Leading the discovery that his mother was doing the best she could, however this realization differs to the one Gray has regarding the father. Gray describes his father as being “a drunkard”, a pathetic loner when Gray stated he “often drank alone” and even a racist and misogynist when Gray climes he read “Nothing by New York Jews; nothing by women, especially the French”. Despite all these atrocious qualities Gray still says, “I had long accepted him…he’d given me, shown me, the best advice”. The visual imagery “My pocket-knife slid sideways and pierced my hand – and so I dug with that one into the ashes”, of his blood mingling with his father’s ashes signifies the link between his parents and his blood is the unifying element.
While reflecting on his parent’s temperaments via wonder, the persona in Diptych discovered their differences and how they influenced him. Overall Gray expresses how discovery can be about having a renewed perception of the past and that the impact of these discoveries can be transforming for the individual.
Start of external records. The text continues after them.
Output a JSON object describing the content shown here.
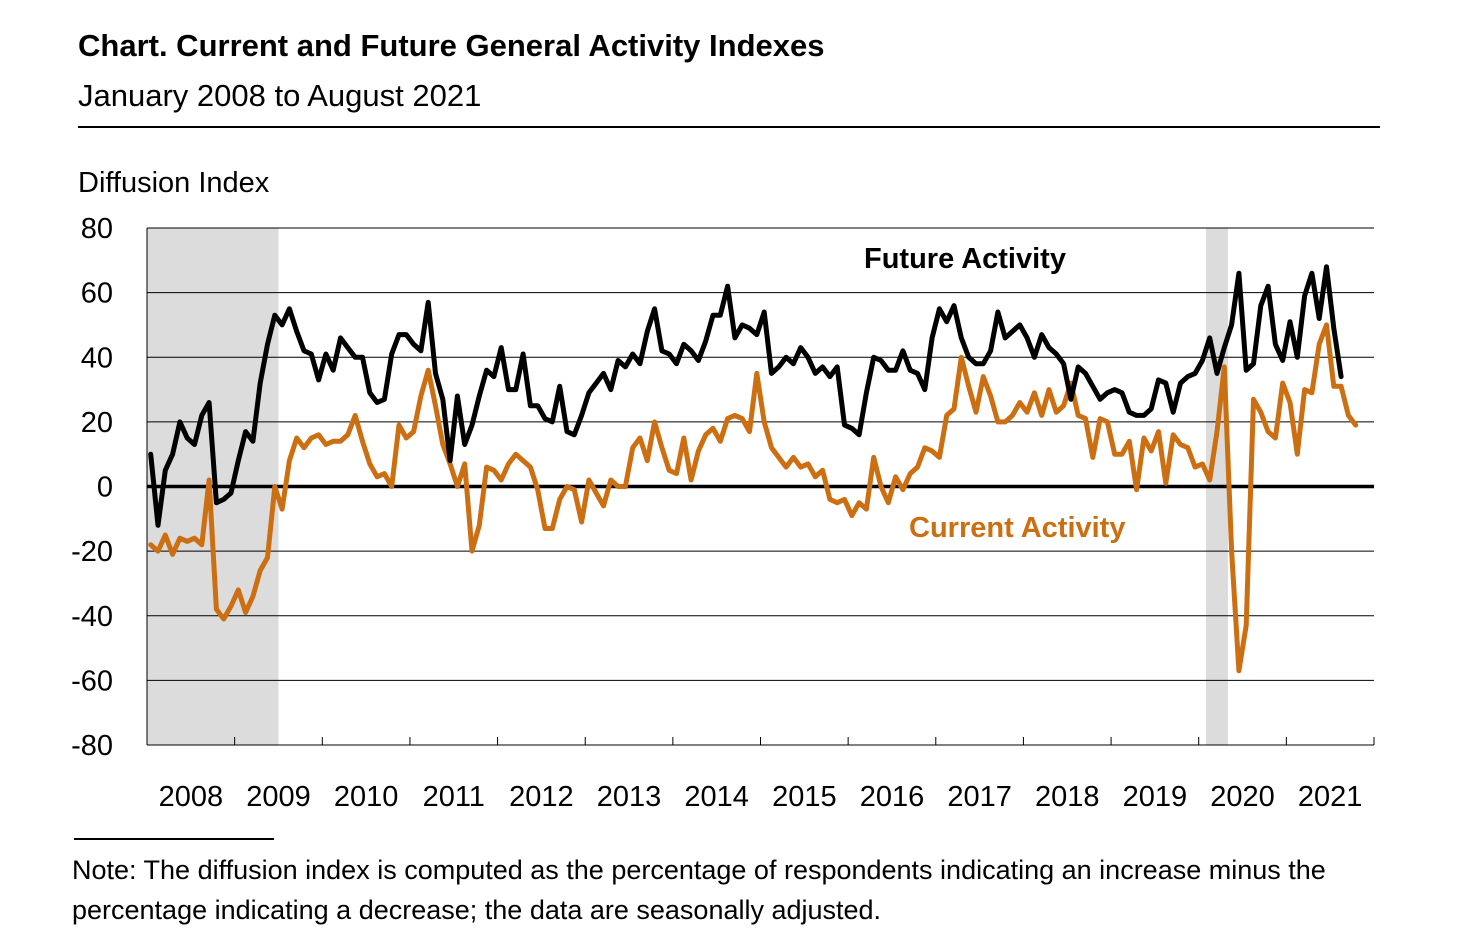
{
  "header": {
    "title": "Chart. Current and Future General Activity Indexes",
    "subtitle": "January 2008 to August 2021"
  },
  "footer": {
    "note": "Note: The diffusion index is computed as the percentage of respondents indicating an increase minus the percentage indicating a decrease; the data are seasonally adjusted."
  },
  "chart_data": {
    "type": "line",
    "title": "Chart. Current and Future General Activity Indexes",
    "subtitle": "January 2008 to August 2021",
    "ylabel": "Diffusion Index",
    "xlabel": "",
    "ylim": [
      -80,
      80
    ],
    "yticks": [
      -80,
      -60,
      -40,
      -20,
      0,
      20,
      40,
      60,
      80
    ],
    "x_start": "2008-01",
    "x_end": "2021-08",
    "year_labels": [
      "2008",
      "2009",
      "2010",
      "2011",
      "2012",
      "2013",
      "2014",
      "2015",
      "2016",
      "2017",
      "2018",
      "2019",
      "2020",
      "2021"
    ],
    "recessions": [
      {
        "start": "2008-01",
        "end": "2009-06"
      },
      {
        "start": "2020-02",
        "end": "2020-04"
      }
    ],
    "colors": {
      "future": "#000000",
      "current": "#CC6F12",
      "recession": "#DCDCDC",
      "grid": "#000000"
    },
    "series": [
      {
        "name": "Future Activity",
        "key": "future",
        "label": "Future Activity",
        "values": [
          10,
          -12,
          5,
          10,
          20,
          15,
          13,
          22,
          26,
          -5,
          -4,
          -2,
          8,
          17,
          14,
          32,
          44,
          53,
          50,
          55,
          48,
          42,
          41,
          33,
          41,
          36,
          46,
          43,
          40,
          40,
          29,
          26,
          27,
          41,
          47,
          47,
          44,
          42,
          57,
          35,
          27,
          8,
          28,
          13,
          19,
          28,
          36,
          34,
          43,
          30,
          30,
          41,
          25,
          25,
          21,
          20,
          31,
          17,
          16,
          22,
          29,
          32,
          35,
          30,
          39,
          37,
          41,
          38,
          48,
          55,
          42,
          41,
          38,
          44,
          42,
          39,
          45,
          53,
          53,
          62,
          46,
          50,
          49,
          47,
          54,
          35,
          37,
          40,
          38,
          43,
          40,
          35,
          37,
          34,
          37,
          19,
          18,
          16,
          29,
          40,
          39,
          36,
          36,
          42,
          36,
          35,
          30,
          46,
          55,
          51,
          56,
          46,
          40,
          38,
          38,
          42,
          54,
          46,
          48,
          50,
          46,
          40,
          47,
          43,
          41,
          38,
          27,
          37,
          35,
          31,
          27,
          29,
          30,
          29,
          23,
          22,
          22,
          24,
          33,
          32,
          23,
          32,
          34,
          35,
          39,
          46,
          35,
          43,
          50,
          66,
          36,
          38,
          56,
          62,
          44,
          39,
          51,
          40,
          59,
          66,
          52,
          68,
          49,
          34
        ]
      },
      {
        "name": "Current Activity",
        "key": "current",
        "label": "Current Activity",
        "values": [
          -18,
          -20,
          -15,
          -21,
          -16,
          -17,
          -16,
          -18,
          2,
          -38,
          -41,
          -37,
          -32,
          -39,
          -34,
          -26,
          -22,
          0,
          -7,
          8,
          15,
          12,
          15,
          16,
          13,
          14,
          14,
          16,
          22,
          14,
          7,
          3,
          4,
          0,
          19,
          15,
          17,
          28,
          36,
          25,
          13,
          7,
          0,
          7,
          -20,
          -12,
          6,
          5,
          2,
          7,
          10,
          8,
          6,
          -1,
          -13,
          -13,
          -4,
          0,
          -1,
          -11,
          2,
          -2,
          -6,
          2,
          0,
          0,
          12,
          15,
          8,
          20,
          12,
          5,
          4,
          15,
          2,
          11,
          16,
          18,
          14,
          21,
          22,
          21,
          17,
          35,
          20,
          12,
          9,
          6,
          9,
          6,
          7,
          3,
          5,
          -4,
          -5,
          -4,
          -9,
          -5,
          -7,
          9,
          0,
          -5,
          3,
          -1,
          4,
          6,
          12,
          11,
          9,
          22,
          24,
          40,
          31,
          23,
          34,
          28,
          20,
          20,
          22,
          26,
          23,
          29,
          22,
          30,
          23,
          25,
          32,
          22,
          21,
          9,
          21,
          20,
          10,
          10,
          14,
          -1,
          15,
          11,
          17,
          1,
          16,
          13,
          12,
          6,
          7,
          2,
          17,
          37,
          -20,
          -57,
          -43,
          27,
          23,
          17,
          15,
          32,
          26,
          10,
          30,
          29,
          44,
          50,
          31,
          31,
          22,
          19
        ]
      }
    ]
  }
}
Through the nostalgia shown by Gray in this poem he is able to uncover a newfound perspective on his parents, only occurring by looking back at his life with retrospect.Therefore, we recognize that the process of discovery involves uncovering what is hidden and culminates a confronting reassessment of existing perceptions, thus stimulating an expanded awareness of humanity. The aforementioned texts by Gray exemplify literature as a platform for readers to vicariously undergo their own self-discovery, enlightening them of their position within the world.